TEMYİZ EDENİN İDDİALARI: Davacı tarafından, davalı idarenin hizmet kusurunun bulunduğu, 2006 yılında ara verilen yayınlara yeniden başlama istemiyle davalı idareye yapılan başvurunun reddedilmesi sebebiyle idarî, mali ve teknik imkânsızlığın bulunduğu, yargı kararının gereğinin yıllardır yerine getirilmediği, şeffaflık ve eşitlik ilkelerine uyulmadığı ileri sürülmektedir.

KARŞI TARAFIN SAVUNMASI: Davalı idare tarafından, hizmet kusurunun bulunmadığı, davacının kesin ve gerçekleşmiş bir zararının söz konusu olmadığı, davacının ticari bir işletme olduğu, dolayısıyla ticari hayattaki rekabet ilkeleri gereği kar veya zarar edebilecekleri göz önüne alındığında herhangi bir yayıncı kuruluşun davacının gelirlerine emsal olmasının beklenemeyeceği, yargı kararının süresi içerisinde uygulandığı belirtilerek istemin reddi gerektiği savunulmuştur.

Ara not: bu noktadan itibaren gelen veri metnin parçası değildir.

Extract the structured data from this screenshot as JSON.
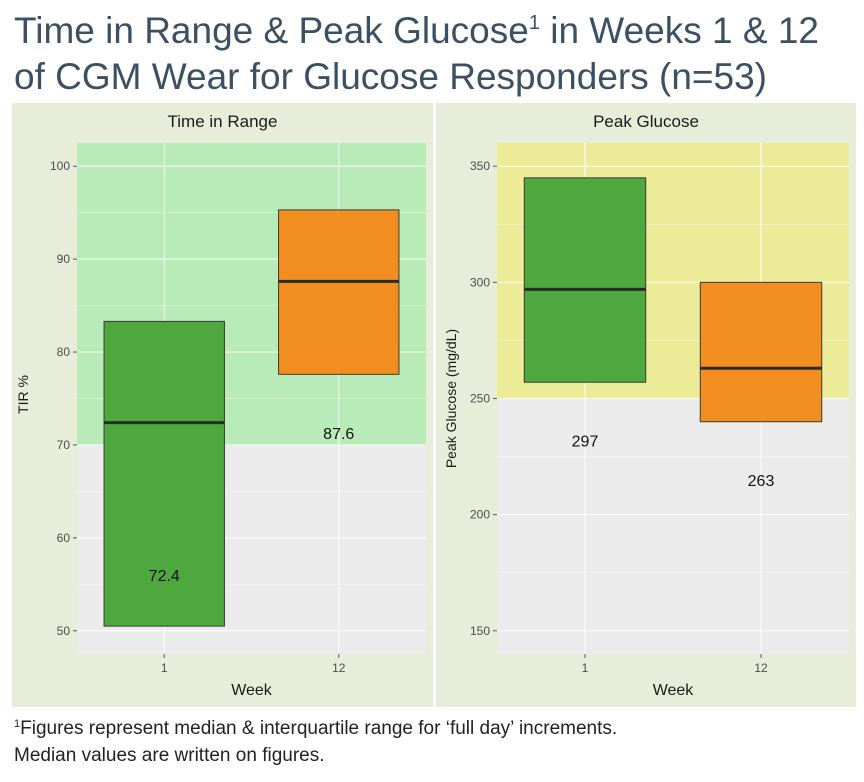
{
  "title": {
    "line1_pre": "Time in Range & Peak Glucose",
    "line1_sup": "1",
    "line1_post": " in Weeks 1 & 12",
    "line2": "of CGM Wear for Glucose Responders (n=53)"
  },
  "footnote": {
    "sup": "1",
    "line1": "Figures represent median & interquartile range for ‘full day’ increments.",
    "line2": "Median values are written on figures."
  },
  "colors": {
    "week1": "#4ea83e",
    "week12": "#f28e1f",
    "tir_band": "#b8ebb8",
    "peak_band": "#ebeb98",
    "panel_bg": "#ebebeb",
    "strip_bg": "#e7edd9"
  },
  "chart_data": [
    {
      "type": "box",
      "panel_title": "Time in Range",
      "xlabel": "Week",
      "ylabel": "TIR %",
      "categories": [
        "1",
        "12"
      ],
      "ylim": [
        47.5,
        102.5
      ],
      "yticks": [
        50,
        60,
        70,
        80,
        90,
        100
      ],
      "target_band": [
        70,
        102.5
      ],
      "boxes": [
        {
          "week": "1",
          "q1": 50.5,
          "median": 72.4,
          "q3": 83.3,
          "label": "72.4",
          "label_y": 56.0
        },
        {
          "week": "12",
          "q1": 77.6,
          "median": 87.6,
          "q3": 95.3,
          "label": "87.6",
          "label_y": 71.3
        }
      ]
    },
    {
      "type": "box",
      "panel_title": "Peak Glucose",
      "xlabel": "Week",
      "ylabel": "Peak Glucose (mg/dL)",
      "categories": [
        "1",
        "12"
      ],
      "ylim": [
        140,
        360
      ],
      "yticks": [
        150,
        200,
        250,
        300,
        350
      ],
      "target_band": [
        250,
        360
      ],
      "boxes": [
        {
          "week": "1",
          "q1": 257,
          "median": 297,
          "q3": 345,
          "label": "297",
          "label_y": 232
        },
        {
          "week": "12",
          "q1": 240,
          "median": 263,
          "q3": 300,
          "label": "263",
          "label_y": 215
        }
      ]
    }
  ]
}
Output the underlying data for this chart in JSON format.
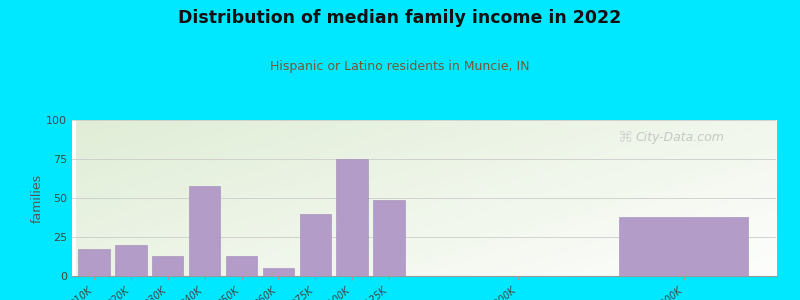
{
  "title": "Distribution of median family income in 2022",
  "subtitle": "Hispanic or Latino residents in Muncie, IN",
  "ylabel": "families",
  "background_outer": "#00e8ff",
  "bar_color": "#b39cc8",
  "bar_edge_color": "#a08ab8",
  "categories": [
    "$10K",
    "$20K",
    "$30K",
    "$40K",
    "$50K",
    "$60K",
    "$75K",
    "$100K",
    "$125K",
    "$200K",
    "> $200K"
  ],
  "values": [
    17,
    20,
    13,
    58,
    13,
    5,
    40,
    75,
    49,
    0,
    38
  ],
  "ylim": [
    0,
    100
  ],
  "yticks": [
    0,
    25,
    50,
    75,
    100
  ],
  "watermark": "City-Data.com",
  "title_color": "#111111",
  "subtitle_color": "#7a5533",
  "ylabel_color": "#555555"
}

DANIŞTAY TETKİK HÂKİMİ …’İN DÜŞÜNCESİ : Temyiz isteminin reddi ile usul ve yasaya uygun olan İdare Mahkemesi kararının onanması gerektiği düşünülmektedir.

TÜRK MİLLETİ ADINA

Karar veren Danıştay Onüçüncü Dairesi’nce, Tetkik Hâkiminin açıklamaları dinlendikten ve dosyadaki belgeler incelendikten sonra, 2577 sayılı İdari Yargılama Usulü Kanunu’nun 17. maddesinin ikinci fıkrası uyarınca davacının duruşma istemi yerinde görülmeyerek işin gereği görüşüldü:

HUKUKİ DEĞERLENDİRME :
İdare ve vergi mahkemelerinin nihai kararlarının temyizen bozulması, 2577 sayılı İdari Yargılama Usulü Kanunu’nun 49. maddesinde yer alan sebeplerden birinin varlığı hâlinde mümkündür.
Temyizen incelenen karar usul ve hukuka uygun olup, dilekçede ileri sürülen temyiz nedenleri kararın bozulmasını gerektirecek nitelikte görülmemiştir.

KARAR SONUCU :
Açıklanan nedenlerle;
1. Davacının temyiz isteminin reddine,
2. Davanın yukarıda özetlenen gerekçeyle reddi yolundaki … İdare Mahkemesi’nin … tarih ve E: …, K: … sayılı temyize konu kararında, 2577 sayılı İdari Yargılama Usulü Kanunu’nun 49. maddesinde sayılan bozma nedenlerinden hiçbirisi bulunmadığından anılan Mahkeme kararının ONANMASINA,
3. Temyiz giderlerinin istemde bulunan üzerinde bırakılmasına,
4. Dosyanın anılan Mahkeme’ye gönderilmesine,
5. Bu kararın tebliğ tarihini izleyen 15 (on beş) gün içerisinde kararın düzeltilmesi yolu açık olmak üzere, 04/06/2020 tarihinde oybirliğiyle karar verildi.